The word bodybuilder was on the writer’s lips, but he didn’t say it. Lupita’s combined impressions suddenly caused Danny to conjure the spirit of Lady Sky, for hadn’t Amy looked like she lived in a gym? Hadn’t Lady Sky been capable of looking right through you? (If looks could kill, indeed!) And hadn’t Amy been a hulking presence? Somehow the haughty word didn’t suit Lady Sky, but the writer understood that this may have been Lupita’s misinterpretation.

“Did she have any tattoos?” Danny asked.

“Mr. Writer, it’s February!” Lupita cried. “I made her stay outside, in the cold. She looked like an Arctic explorer!”

“Could you see what color her hair was?” Danny asked. (Amy had been a strawberry blonde, he remembered; he’d never forgotten her.)

“She was wearing a parka-with a hood!” Lupita declared. “I couldn’t even see what color her eyebrows were!”

“But she was big,” Danny insisted. “Not just broad-shouldered, but tall-right?”

“She would tower over you!” Lupita exclaimed. “She’s a giantess!”

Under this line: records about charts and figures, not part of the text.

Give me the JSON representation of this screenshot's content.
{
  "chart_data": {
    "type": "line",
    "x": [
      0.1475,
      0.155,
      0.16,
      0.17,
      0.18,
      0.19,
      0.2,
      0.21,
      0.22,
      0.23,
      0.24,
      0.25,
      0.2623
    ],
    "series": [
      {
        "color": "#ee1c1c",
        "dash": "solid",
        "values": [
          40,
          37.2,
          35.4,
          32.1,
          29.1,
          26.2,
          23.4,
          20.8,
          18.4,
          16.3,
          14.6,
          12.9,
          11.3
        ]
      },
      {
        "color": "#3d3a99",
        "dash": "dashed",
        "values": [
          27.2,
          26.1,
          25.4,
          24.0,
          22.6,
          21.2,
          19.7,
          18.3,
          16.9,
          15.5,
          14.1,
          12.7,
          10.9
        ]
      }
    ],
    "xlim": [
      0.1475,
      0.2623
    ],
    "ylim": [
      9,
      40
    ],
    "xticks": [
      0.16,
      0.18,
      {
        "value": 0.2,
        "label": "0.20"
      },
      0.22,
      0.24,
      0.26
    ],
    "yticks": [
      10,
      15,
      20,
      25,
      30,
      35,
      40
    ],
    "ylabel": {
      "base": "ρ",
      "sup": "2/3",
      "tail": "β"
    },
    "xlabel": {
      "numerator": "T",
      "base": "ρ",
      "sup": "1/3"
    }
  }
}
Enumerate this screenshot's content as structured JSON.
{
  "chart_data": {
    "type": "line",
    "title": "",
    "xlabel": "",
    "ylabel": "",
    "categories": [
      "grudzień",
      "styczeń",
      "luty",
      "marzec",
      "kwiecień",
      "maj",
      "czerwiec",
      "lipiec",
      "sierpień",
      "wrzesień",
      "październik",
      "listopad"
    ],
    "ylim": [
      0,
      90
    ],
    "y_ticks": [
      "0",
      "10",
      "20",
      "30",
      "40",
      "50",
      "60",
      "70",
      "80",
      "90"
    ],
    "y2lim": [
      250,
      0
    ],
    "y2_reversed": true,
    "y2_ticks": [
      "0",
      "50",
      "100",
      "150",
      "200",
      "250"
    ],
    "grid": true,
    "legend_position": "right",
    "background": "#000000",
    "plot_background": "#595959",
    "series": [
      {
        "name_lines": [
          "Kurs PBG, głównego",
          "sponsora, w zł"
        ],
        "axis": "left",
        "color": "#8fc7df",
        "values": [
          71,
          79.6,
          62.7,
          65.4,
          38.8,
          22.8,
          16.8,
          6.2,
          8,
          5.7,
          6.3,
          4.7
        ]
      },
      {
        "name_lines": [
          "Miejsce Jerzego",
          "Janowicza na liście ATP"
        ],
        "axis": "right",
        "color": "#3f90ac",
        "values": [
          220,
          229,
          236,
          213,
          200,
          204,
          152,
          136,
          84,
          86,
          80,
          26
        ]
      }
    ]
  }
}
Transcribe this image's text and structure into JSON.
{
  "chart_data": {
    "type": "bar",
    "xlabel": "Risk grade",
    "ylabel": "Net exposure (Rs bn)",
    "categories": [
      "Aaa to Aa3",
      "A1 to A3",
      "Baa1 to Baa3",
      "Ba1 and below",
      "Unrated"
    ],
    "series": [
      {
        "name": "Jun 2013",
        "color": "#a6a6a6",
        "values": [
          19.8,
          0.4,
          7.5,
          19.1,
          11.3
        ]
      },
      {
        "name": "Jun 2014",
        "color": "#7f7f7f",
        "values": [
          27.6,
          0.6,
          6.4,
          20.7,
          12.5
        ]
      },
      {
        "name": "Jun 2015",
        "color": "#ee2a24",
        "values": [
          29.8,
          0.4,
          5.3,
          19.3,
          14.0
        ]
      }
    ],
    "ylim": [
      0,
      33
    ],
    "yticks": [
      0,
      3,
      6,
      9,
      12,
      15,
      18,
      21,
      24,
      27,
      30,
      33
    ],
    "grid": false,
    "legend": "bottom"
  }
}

There was no point in asking if Lupita had noticed a parachute somewhere. Danny was trying to think of what else he could ask. Lady Sky had at first seemed older than the writer, but later he’d reconsidered; maybe she was closer to his own age than he’d thought. “How old a woman was she, Lupita?” Danny asked. “Would you guess that she was my age-or a little older, maybe?”

“Younger,” Lupita answered, with conviction. “Not much younger, but definitely younger than you are.”

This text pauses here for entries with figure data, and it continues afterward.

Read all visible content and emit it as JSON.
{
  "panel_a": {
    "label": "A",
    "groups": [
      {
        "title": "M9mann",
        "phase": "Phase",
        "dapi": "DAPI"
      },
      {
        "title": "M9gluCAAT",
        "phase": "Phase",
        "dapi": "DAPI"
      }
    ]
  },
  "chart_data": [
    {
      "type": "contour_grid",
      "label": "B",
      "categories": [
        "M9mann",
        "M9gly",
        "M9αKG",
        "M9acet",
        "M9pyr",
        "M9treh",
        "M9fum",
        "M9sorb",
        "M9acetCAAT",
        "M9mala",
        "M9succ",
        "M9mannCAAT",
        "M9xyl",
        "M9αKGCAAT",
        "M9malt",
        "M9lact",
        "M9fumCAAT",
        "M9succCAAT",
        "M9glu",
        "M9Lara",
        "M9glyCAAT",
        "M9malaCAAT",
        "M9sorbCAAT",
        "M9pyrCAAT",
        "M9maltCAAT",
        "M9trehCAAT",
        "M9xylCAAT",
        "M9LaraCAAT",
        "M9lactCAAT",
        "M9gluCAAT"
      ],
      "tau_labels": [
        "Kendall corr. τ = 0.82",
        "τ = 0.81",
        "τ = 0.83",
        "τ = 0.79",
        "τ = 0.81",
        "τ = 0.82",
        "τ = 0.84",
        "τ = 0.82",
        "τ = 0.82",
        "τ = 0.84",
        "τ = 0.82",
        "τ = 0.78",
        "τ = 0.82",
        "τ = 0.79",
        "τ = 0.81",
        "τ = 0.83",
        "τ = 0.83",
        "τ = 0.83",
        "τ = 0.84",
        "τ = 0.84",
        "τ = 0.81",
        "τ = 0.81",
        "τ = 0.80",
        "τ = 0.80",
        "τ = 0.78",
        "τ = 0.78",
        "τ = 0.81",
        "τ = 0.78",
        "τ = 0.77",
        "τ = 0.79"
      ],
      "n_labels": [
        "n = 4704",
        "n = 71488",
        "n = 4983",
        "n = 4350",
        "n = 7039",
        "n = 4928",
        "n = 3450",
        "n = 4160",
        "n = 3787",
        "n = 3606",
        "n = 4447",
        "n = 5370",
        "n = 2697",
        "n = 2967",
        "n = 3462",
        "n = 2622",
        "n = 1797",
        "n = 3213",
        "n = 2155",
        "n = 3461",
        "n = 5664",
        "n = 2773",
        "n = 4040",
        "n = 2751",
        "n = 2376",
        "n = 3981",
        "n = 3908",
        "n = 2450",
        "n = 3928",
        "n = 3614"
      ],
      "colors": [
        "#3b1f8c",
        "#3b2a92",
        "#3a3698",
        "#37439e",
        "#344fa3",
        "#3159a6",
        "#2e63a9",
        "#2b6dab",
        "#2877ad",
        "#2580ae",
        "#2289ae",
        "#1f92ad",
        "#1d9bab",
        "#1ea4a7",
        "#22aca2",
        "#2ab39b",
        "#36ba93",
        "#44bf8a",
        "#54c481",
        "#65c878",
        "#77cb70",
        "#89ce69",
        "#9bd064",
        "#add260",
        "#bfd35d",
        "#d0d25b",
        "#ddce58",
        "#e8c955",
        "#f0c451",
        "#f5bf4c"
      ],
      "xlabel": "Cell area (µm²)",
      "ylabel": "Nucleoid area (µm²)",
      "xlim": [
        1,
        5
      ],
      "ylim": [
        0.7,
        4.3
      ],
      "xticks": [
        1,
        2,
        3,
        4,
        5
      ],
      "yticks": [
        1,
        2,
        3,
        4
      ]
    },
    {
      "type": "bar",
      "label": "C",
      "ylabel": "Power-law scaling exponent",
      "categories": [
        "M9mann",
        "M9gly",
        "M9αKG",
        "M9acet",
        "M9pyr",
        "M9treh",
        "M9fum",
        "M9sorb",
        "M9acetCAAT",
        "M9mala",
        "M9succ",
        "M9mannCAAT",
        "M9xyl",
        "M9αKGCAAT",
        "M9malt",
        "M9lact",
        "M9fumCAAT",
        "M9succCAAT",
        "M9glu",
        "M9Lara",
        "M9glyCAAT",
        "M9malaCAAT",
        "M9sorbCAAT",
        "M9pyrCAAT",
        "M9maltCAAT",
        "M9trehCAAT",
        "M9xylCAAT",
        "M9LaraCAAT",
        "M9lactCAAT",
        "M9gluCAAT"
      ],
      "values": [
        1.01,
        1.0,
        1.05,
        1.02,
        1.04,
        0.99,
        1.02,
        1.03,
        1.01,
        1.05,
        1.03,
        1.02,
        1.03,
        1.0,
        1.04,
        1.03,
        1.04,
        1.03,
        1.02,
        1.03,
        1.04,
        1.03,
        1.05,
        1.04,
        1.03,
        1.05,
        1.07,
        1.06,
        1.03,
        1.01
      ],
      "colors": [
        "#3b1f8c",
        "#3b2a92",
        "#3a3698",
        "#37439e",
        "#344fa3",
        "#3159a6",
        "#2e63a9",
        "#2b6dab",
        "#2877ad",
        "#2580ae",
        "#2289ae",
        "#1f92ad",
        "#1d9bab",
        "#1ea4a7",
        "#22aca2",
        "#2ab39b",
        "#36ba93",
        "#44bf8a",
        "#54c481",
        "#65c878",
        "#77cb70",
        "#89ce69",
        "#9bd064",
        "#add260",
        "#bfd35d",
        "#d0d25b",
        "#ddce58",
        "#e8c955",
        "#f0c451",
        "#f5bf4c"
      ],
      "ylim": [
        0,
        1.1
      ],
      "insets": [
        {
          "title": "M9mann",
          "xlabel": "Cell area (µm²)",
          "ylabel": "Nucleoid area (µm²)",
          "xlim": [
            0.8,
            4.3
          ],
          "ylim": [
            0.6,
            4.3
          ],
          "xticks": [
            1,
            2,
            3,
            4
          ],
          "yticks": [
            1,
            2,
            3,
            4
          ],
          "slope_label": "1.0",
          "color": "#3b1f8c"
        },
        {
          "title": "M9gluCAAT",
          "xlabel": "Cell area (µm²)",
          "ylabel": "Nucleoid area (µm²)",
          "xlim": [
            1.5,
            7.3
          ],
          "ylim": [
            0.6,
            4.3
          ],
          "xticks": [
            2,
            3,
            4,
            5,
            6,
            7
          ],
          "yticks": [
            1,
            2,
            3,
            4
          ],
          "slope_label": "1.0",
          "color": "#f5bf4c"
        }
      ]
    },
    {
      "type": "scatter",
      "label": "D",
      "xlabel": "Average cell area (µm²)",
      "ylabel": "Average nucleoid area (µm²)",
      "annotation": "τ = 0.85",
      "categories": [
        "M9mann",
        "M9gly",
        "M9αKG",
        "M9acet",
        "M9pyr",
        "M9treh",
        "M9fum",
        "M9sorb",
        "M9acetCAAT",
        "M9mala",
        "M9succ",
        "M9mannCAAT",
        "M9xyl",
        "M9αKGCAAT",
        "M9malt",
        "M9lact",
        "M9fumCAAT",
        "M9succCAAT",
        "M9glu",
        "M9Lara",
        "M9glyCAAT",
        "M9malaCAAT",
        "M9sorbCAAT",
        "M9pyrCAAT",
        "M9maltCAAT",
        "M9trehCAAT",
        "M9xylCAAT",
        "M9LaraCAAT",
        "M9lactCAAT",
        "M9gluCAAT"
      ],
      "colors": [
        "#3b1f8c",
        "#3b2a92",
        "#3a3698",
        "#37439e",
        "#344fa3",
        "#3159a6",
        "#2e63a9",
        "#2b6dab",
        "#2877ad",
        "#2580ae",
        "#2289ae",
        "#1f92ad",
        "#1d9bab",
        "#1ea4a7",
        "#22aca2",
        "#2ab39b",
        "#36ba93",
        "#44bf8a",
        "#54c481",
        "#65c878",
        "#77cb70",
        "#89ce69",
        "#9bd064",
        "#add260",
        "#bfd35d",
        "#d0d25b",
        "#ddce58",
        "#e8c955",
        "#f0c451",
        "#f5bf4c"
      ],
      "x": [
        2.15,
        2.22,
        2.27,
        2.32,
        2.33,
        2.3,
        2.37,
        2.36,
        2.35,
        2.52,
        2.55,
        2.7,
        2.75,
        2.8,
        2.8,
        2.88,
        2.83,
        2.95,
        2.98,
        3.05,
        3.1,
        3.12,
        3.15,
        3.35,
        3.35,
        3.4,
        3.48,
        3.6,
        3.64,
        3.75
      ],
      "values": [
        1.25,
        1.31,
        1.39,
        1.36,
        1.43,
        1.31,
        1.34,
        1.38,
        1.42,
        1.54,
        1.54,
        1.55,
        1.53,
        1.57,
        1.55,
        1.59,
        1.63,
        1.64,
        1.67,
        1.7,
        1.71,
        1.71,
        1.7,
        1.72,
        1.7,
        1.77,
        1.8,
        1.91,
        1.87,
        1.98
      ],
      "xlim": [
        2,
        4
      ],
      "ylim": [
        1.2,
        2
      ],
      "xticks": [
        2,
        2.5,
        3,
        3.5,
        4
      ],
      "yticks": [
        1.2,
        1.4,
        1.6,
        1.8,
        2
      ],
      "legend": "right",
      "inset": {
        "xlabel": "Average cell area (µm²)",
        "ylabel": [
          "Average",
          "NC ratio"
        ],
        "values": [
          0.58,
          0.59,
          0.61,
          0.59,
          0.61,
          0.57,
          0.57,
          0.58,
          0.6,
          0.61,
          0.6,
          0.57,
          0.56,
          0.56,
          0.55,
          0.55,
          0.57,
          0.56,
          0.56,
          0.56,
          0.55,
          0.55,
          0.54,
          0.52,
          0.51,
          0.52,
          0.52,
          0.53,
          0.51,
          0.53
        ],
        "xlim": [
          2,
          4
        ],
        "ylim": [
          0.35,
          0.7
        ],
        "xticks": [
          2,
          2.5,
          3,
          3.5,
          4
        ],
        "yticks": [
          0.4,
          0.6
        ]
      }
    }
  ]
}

“Oh,” the writer said; he knew that his disappointment was audible. It made Danny feel desperate to have imagined that Amy might fall from the sky again. Miracles don’t happen twice. Even Lady Sky had said that she was only an angel sometimes . Yet Lupita had used the determined word to describe the mysterious visitor; Lady Sky had certainly seemed determined. (And how little Joe had loved her!)